Drug companies and their officials contributed at least $17 million to federal candidates in last year's elections, including nearly $1 million to President Bush and more than $500,000 to his opponent, John Kerry. At least 18 members of Congress received more than $100,000 apiece.

The industry also liberally funds think tanks and patient-advocacy groups that don't bear its name but often take its side; the National Patient Advocate Foundation, for instance, receives financial support from at least 10 drug companies. And the industry isn't above playing hardball, according to David Graham, a Food and Drug Administration scientist who got on its bad side.

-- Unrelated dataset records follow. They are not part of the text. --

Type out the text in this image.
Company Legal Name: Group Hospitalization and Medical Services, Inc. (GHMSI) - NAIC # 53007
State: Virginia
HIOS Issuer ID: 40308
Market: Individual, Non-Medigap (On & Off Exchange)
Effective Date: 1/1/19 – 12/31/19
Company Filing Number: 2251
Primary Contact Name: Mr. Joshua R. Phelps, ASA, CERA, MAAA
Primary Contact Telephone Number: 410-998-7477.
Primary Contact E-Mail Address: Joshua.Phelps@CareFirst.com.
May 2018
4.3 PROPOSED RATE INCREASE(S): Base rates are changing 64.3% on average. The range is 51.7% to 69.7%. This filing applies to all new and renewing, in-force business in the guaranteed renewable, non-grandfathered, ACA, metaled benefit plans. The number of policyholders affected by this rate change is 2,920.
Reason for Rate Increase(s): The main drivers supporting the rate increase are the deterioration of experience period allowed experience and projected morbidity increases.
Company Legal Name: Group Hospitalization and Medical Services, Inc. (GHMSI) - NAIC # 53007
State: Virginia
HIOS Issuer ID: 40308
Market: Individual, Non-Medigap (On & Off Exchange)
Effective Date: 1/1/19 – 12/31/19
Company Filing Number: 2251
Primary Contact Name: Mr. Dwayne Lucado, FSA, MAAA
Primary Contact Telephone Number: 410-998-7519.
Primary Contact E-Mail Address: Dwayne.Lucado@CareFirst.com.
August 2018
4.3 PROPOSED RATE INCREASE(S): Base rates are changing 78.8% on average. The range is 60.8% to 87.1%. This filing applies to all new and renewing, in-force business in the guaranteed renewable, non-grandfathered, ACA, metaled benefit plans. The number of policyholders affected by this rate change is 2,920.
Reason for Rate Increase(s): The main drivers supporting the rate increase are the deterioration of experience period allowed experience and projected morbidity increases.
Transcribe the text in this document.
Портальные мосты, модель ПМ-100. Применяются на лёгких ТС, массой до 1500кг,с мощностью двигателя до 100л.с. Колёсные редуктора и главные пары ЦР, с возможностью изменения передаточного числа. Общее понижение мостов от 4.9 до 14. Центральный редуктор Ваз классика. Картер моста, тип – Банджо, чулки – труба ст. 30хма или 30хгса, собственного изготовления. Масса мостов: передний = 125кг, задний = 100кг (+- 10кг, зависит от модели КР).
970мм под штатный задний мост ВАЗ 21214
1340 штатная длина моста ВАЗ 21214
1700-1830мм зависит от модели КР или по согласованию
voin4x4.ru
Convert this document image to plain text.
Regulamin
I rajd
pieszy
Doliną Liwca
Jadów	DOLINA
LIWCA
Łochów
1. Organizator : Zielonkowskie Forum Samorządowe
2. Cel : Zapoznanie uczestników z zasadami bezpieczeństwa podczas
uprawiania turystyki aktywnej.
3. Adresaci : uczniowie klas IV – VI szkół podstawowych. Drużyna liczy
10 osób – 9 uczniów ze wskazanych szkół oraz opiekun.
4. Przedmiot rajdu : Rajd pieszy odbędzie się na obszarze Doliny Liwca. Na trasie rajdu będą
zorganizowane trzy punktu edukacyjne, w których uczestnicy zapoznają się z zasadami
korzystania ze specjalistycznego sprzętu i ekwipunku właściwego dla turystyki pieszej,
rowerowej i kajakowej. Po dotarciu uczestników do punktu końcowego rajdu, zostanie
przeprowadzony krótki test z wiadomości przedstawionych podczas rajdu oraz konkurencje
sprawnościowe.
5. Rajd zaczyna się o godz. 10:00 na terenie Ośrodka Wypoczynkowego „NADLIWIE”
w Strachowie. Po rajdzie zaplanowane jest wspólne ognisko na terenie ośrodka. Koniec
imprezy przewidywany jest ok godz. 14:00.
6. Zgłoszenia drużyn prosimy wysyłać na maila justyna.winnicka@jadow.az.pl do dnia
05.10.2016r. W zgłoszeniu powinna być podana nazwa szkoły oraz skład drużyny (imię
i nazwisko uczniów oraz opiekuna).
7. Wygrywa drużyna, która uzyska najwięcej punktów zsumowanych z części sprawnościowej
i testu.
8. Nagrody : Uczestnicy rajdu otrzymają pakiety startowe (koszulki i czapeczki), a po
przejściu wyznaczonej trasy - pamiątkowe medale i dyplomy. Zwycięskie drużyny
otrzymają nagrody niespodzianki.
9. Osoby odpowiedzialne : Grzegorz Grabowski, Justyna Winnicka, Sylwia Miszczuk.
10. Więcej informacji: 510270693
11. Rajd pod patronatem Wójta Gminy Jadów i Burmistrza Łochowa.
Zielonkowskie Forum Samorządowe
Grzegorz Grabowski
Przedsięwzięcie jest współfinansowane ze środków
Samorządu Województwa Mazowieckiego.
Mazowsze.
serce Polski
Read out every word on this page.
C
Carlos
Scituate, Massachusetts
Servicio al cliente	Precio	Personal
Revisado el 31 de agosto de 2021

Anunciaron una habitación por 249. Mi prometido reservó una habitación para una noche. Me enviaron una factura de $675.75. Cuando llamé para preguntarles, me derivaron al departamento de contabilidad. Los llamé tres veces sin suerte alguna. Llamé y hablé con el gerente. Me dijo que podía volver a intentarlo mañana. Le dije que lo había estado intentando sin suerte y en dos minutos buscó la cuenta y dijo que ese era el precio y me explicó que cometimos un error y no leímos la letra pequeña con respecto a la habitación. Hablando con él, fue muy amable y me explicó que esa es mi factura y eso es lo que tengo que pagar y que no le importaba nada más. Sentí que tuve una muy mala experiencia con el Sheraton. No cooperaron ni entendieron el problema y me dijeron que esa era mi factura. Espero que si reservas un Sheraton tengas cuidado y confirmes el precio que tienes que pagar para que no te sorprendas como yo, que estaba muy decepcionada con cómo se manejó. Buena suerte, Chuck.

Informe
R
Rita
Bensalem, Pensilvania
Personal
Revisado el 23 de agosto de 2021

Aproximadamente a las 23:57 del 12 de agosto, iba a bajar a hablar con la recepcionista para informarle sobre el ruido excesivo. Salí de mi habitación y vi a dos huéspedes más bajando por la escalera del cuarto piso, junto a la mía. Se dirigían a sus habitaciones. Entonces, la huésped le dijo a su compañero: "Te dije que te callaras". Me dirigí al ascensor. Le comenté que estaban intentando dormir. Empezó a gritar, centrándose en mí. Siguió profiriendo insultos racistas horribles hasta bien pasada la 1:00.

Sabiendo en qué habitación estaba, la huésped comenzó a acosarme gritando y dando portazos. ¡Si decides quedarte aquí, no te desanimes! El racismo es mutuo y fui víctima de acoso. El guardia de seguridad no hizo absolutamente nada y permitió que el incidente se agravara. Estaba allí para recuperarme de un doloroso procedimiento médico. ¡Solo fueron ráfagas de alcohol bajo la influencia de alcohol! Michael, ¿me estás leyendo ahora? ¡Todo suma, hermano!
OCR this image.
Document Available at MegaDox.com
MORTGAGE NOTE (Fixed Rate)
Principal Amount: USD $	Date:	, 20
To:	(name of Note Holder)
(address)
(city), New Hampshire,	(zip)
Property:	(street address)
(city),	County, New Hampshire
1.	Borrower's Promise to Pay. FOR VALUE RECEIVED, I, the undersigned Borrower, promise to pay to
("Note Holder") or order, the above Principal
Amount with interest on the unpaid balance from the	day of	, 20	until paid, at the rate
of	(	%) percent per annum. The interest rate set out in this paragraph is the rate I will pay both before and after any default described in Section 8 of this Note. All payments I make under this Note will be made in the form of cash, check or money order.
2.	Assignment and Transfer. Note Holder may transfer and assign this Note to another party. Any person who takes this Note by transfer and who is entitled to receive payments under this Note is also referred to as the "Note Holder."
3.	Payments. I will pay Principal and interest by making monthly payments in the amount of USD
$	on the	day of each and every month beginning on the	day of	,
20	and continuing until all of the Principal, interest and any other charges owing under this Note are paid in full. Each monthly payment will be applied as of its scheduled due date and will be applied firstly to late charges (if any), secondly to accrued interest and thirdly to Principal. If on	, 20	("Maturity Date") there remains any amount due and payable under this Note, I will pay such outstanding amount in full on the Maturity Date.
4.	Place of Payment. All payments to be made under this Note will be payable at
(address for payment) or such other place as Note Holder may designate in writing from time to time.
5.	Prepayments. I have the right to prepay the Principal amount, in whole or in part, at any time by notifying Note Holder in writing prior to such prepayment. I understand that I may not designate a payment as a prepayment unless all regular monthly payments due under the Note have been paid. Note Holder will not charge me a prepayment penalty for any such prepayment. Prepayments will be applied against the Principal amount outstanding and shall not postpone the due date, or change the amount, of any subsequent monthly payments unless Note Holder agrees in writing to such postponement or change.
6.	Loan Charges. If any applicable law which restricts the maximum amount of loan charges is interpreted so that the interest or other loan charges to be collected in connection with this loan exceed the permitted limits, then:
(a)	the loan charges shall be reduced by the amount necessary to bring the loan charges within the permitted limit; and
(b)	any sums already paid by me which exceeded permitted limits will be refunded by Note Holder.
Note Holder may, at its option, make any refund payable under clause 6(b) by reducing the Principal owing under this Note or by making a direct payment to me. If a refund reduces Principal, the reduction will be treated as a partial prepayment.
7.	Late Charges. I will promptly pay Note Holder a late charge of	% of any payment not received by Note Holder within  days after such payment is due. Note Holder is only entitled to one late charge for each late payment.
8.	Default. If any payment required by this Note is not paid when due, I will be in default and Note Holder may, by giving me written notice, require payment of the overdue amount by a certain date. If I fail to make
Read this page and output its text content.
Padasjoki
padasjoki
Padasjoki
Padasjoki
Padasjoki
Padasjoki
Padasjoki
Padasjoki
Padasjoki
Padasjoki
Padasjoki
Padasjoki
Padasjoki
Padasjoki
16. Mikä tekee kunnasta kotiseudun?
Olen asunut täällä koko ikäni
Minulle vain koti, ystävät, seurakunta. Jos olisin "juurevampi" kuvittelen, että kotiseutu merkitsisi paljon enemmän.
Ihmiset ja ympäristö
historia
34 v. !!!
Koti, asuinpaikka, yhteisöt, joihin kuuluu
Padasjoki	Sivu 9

Since 1998, drug companies have spent $758 million on lobbying - more than any other industry, according to government records analyzed by the Center for Public Integrity, a watchdog group. In Washington, the industry has 1,274 lobbyists - more than two for every member of Congress.

Of couse, pharmaceutical companies have a rational reason to lobby so hard. Thanks to the corporate welfare they receive, drug companies enjoy the highest profit margins of any US industry, almost four times the Fortune 500 average. It looks likely that, despite the lobbyists, the ban on free trade ("parallel trading") in drugs will be lifted. That will cut costs for American consumers - and without harming research and development of new drugs.